SAMPIT — Dua pelaku penganiayaan yang mengakibatkan korban jiwa di Kecamatan Mentaya Hulu kini mendekam di sel tahanan Mapolres Kotawaringin Timur. Tim gabungan yang terdiri dari Resmob Satreskrim Polres Kotim, Unit Reskrim Polsek Mentaya Hulu, dan Intelmob Satbrimob Polda Kalimantan Tengah menangkap mereka tanpa perlawanan pada pukul 03.00 WIB.
Kronologi Malam Berdarah di Kuala Kuayan
Peristiwa berdarah itu terjadi di Jalan Yulianus Nenson, Kelurahan Kuala Kuayan, pada Minggu (28/6/2026) pukul 01.00 WIB. Dua korban, ID (18) dan JT (23), ditemukan dengan luka tusuk di lokasi kejadian. ID meninggal dunia saat menjalani perawatan di Puskesmas Kuala Kuayan akibat luka tusuk di leher kiri, sementara JT berhasil selamat setelah mendapat penanganan medis intensif.
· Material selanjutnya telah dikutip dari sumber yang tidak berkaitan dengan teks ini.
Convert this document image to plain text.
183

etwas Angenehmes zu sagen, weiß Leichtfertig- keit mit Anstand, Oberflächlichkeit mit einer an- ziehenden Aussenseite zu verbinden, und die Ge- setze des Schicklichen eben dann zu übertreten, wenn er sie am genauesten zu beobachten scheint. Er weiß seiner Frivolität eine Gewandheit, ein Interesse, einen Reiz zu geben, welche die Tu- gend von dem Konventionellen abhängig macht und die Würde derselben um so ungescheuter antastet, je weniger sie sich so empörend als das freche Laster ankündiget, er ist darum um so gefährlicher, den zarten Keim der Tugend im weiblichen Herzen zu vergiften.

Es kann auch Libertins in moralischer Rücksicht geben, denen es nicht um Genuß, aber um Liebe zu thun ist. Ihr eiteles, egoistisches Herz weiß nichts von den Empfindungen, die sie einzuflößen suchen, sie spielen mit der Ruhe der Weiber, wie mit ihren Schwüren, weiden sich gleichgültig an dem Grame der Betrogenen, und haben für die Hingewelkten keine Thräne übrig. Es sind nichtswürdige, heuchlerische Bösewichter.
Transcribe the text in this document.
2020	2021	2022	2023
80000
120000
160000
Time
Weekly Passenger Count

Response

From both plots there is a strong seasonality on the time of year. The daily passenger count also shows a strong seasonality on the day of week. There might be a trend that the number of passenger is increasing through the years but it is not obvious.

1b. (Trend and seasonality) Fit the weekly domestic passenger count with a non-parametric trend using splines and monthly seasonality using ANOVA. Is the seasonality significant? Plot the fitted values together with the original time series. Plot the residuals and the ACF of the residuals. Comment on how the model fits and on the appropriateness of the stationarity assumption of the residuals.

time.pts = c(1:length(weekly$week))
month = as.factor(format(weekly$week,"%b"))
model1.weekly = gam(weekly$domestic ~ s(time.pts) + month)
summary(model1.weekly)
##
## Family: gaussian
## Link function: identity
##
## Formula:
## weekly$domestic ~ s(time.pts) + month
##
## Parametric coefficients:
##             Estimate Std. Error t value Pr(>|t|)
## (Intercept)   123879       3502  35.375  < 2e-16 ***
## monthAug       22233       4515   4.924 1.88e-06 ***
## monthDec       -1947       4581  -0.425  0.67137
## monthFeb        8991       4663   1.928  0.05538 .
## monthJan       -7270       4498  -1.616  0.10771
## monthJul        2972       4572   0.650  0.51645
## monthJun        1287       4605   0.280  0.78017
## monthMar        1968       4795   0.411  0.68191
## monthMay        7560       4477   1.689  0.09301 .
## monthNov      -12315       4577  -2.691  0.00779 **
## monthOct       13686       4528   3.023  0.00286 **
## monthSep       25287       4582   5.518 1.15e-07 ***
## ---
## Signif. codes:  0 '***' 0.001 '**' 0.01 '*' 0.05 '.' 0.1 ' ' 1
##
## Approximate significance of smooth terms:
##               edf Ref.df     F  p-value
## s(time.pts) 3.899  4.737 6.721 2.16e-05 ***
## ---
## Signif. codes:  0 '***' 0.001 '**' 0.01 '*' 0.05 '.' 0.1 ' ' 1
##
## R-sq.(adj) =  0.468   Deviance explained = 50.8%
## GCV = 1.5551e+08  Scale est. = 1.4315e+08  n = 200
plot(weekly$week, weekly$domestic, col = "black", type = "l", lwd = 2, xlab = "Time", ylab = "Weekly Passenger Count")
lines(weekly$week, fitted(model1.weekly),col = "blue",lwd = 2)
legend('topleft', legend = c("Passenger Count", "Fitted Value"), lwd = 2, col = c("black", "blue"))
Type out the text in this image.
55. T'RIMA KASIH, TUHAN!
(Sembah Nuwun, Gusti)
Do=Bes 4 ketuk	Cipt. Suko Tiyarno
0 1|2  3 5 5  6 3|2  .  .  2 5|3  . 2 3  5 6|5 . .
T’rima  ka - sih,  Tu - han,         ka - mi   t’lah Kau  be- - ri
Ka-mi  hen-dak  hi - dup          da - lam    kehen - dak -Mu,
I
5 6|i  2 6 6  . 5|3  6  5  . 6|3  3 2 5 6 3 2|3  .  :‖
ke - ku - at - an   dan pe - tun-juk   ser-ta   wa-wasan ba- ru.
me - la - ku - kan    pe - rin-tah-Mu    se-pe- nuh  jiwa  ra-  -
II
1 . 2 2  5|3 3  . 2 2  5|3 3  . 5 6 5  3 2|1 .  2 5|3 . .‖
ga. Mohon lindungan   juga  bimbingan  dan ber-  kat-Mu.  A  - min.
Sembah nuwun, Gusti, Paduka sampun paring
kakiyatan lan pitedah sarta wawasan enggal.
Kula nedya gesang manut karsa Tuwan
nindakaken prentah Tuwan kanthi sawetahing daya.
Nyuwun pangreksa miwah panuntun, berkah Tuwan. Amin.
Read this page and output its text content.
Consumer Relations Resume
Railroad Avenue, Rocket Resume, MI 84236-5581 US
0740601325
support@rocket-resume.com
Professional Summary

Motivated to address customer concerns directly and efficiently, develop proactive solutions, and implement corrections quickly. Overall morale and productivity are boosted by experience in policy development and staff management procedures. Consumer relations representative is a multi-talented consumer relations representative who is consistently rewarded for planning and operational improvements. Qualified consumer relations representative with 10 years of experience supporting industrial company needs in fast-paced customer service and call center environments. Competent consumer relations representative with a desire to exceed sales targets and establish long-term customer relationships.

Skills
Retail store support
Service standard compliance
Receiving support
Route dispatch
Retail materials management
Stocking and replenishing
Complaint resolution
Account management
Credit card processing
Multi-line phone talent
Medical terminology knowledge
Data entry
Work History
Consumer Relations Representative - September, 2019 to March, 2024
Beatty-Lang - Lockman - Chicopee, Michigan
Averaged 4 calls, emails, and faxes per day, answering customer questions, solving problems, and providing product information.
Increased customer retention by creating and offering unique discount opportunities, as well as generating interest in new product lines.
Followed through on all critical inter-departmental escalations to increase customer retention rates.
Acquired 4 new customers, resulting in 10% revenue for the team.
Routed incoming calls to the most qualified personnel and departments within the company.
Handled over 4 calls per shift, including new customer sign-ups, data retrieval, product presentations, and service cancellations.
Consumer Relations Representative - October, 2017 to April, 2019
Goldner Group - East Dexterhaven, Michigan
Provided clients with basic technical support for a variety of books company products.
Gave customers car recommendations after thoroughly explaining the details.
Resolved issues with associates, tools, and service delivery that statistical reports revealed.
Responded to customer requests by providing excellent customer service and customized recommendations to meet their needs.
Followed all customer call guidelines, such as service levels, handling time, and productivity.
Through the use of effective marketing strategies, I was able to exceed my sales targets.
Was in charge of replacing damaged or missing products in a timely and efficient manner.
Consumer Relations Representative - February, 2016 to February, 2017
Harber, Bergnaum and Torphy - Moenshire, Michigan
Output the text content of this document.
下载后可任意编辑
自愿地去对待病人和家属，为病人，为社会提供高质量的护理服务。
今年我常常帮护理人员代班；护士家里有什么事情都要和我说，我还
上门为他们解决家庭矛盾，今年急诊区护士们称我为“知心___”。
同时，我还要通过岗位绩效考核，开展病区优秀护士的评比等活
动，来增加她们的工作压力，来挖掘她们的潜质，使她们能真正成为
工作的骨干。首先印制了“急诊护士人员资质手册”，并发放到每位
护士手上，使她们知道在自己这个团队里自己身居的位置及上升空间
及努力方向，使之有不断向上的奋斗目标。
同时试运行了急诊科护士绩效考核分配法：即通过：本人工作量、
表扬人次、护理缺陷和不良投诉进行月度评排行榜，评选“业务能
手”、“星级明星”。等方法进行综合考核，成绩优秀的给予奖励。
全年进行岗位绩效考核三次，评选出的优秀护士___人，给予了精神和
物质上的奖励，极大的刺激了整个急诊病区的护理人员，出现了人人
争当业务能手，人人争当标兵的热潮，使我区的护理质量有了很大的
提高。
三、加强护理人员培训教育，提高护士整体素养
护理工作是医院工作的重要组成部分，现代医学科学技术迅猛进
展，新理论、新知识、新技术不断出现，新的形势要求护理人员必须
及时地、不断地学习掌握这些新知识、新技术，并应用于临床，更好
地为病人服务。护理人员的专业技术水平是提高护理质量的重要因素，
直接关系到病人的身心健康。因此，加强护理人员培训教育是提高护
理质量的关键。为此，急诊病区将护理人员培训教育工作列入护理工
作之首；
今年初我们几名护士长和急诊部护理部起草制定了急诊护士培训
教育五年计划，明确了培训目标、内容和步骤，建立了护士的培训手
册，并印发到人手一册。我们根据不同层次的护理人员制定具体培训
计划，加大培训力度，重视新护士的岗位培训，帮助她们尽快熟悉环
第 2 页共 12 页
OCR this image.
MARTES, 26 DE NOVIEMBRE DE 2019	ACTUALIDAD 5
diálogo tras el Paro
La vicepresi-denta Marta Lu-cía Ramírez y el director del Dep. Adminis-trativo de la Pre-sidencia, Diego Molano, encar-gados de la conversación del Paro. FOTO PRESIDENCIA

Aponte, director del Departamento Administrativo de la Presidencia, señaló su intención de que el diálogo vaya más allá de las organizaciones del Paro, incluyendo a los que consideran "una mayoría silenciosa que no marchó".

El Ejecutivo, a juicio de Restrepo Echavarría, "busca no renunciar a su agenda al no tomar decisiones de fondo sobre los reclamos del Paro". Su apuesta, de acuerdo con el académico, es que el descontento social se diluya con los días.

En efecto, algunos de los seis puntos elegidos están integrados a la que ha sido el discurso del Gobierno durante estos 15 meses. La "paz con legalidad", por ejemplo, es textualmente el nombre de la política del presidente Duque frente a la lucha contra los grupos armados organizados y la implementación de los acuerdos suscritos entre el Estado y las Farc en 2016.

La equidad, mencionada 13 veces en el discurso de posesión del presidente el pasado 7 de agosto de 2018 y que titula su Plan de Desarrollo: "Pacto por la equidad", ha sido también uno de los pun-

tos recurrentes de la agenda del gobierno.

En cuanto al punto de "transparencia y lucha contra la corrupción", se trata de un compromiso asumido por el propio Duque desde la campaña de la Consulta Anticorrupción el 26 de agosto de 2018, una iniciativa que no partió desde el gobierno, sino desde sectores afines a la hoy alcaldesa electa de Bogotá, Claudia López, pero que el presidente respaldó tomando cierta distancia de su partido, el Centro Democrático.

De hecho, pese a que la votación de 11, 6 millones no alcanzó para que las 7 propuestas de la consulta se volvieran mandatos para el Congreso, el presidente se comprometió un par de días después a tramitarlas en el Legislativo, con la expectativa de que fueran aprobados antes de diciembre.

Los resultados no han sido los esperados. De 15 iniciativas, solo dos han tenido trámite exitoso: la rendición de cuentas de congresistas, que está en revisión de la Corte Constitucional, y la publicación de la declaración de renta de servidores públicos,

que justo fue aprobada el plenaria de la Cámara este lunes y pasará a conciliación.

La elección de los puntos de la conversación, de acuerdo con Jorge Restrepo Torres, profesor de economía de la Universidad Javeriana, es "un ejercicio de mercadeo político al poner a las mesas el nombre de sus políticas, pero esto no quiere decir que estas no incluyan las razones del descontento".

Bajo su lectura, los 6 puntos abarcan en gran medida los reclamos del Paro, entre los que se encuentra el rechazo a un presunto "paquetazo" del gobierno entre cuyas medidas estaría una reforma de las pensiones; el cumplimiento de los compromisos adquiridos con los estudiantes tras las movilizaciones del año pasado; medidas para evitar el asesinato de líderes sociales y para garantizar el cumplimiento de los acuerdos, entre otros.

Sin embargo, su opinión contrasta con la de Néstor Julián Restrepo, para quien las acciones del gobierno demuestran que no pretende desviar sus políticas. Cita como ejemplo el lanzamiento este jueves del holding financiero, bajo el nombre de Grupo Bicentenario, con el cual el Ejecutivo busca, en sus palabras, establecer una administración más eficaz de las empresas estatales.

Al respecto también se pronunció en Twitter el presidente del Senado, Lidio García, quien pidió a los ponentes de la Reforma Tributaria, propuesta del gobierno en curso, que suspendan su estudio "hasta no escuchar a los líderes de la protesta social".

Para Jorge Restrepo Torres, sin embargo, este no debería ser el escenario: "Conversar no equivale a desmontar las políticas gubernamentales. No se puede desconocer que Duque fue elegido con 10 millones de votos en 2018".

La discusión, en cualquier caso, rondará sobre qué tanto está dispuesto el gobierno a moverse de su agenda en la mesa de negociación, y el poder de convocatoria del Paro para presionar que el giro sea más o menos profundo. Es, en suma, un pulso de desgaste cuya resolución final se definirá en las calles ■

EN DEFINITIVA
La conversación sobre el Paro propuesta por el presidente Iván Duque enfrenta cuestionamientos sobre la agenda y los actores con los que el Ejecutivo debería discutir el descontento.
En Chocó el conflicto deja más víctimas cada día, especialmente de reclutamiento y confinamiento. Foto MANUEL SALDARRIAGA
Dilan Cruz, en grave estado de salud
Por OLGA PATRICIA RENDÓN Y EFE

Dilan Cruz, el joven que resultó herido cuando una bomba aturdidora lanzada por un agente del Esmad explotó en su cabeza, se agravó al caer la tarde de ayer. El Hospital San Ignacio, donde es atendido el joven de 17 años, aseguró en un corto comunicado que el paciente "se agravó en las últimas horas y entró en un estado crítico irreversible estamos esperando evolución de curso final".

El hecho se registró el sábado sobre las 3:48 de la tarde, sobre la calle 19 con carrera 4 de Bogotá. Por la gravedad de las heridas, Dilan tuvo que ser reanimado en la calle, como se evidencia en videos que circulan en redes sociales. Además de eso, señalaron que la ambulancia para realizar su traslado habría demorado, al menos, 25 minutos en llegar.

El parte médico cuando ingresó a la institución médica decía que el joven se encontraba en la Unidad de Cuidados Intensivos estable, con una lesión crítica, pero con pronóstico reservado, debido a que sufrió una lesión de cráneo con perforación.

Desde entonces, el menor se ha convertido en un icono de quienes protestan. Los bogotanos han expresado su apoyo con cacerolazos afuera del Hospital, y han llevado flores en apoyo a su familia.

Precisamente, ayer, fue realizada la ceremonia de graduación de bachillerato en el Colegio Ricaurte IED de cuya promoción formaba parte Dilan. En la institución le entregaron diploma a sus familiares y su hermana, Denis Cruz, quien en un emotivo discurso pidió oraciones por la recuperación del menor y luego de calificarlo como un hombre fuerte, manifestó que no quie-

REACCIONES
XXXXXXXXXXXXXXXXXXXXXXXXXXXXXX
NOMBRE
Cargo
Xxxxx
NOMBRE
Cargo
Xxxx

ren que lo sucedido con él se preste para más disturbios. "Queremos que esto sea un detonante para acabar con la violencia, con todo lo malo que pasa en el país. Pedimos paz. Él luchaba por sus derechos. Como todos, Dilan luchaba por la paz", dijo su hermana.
Motif: Cekcok Saat Hiburan Organ Tunggal
Kasi Humas Polres Kotim AKP Edy Wiyoko mengungkapkan bahwa aksi penusukan dipicu perselisihan yang terjadi pada Sabtu malam (27/6/2026) saat acara hiburan organ tunggal. Pelaku utama berinisial MA (19) diduga menusuk korban ID sebanyak tiga kali hingga pisau yang digunakan sempat tertancap di tubuh korban.
“Setelah itu, senjata yang sama kembali digunakan untuk melukai korban JT,” ujar Edy, Kamis (2/7/2026).
Barang Bukti dan Ancaman Hukuman
Dalam pengungkapan kasus ini, polisi mengamankan dua orang tersangka. Keduanya kini telah ditahan untuk kepentingan penyidikan lebih lanjut. Atas perbuatannya, para tersangka dijerat dengan Pasal 458 juncto Pasal 20 huruf c Undang-Undang Nomor 1 Tahun 2023 tentang KUHP atau Pasal 262 ayat (4) undang-undang yang sama, dengan ancaman pidana penjara maksimal 15 tahun.
Polres Kotim menegaskan akan menuntaskan proses penyidikan secara profesional. Pihak kepolisian juga mengimbau masyarakat agar menyelesaikan setiap perselisihan dengan kepala dingin dan tidak menggunakan kekerasan yang berujung pada tindak pidana.